The specific DNA barcodes based on chloroplast genes for species identification of Theaceae plants

More than 600 species in over 40 genera have been identified in family Theaceae worldwide. The accurate identification of Theaceae plants can ensure the market economic order, and it plays a vital role in achieving the sustainable utilization of germplasm resources. DNA barcoding, one of the most potential species identification technologies at present, has advanced in the rapid, accurate and repetitive discrimination of species. In this study, matK + ndhF + ycf1 was observed as the optimal combined candidate gene sequence of DNA barcodes by analyzing genetic information of four single chloroplast DNA sequences, including matK, rbcL, ndhF and ycf1, as well as six combined gene sequences.

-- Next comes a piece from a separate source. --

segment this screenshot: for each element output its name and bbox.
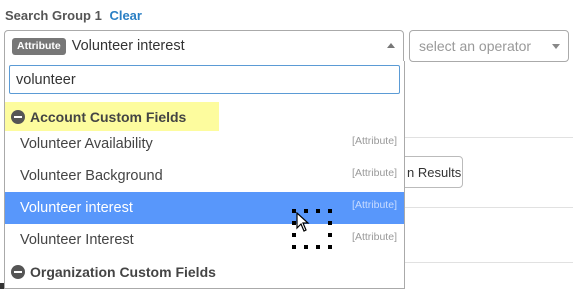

Subsequently, the experiments were performed on phylogenetic analysis based on genetic distance to study the phylogenetic relationship of Theaceae plants and evaluate the species identification accuracy of matK + ndhF + ycf1. Lastly, the species-specific DNA barcodes were designed by searching the variable sites (one type of single nucleotide polymorphism sites) for the accurate identification of Camellia amplexicaulis, Franklinia alatamaha, Gordonia brandegeei and Stewartia micrantha. The previous methods of screening and testing candidate gene sequences were optimized, and innovation was made in the above methods. The process of making visual DNA barcodes was standardized. Besides, DNA barcoding technology increased the accuracy of species identification and DNA barcoding was analyzed in accordance with the theories of population genetics (e.g., neutral theory of molecular evolution). The results of the study will lay a basis for the identification and protection of Theaceae species and germplasm resources.

Automated summary

The study focuses on the accurate identification of Theaceae plants using DNA barcoding technology. The researchers identified the optimal combination of gene sequences for DNA barcodes and conducted phylogenetic analysis and species-specific barcode design. The results improve species identification accuracy and have important implications for the identification and protection of Theaceae species and germplasm resources.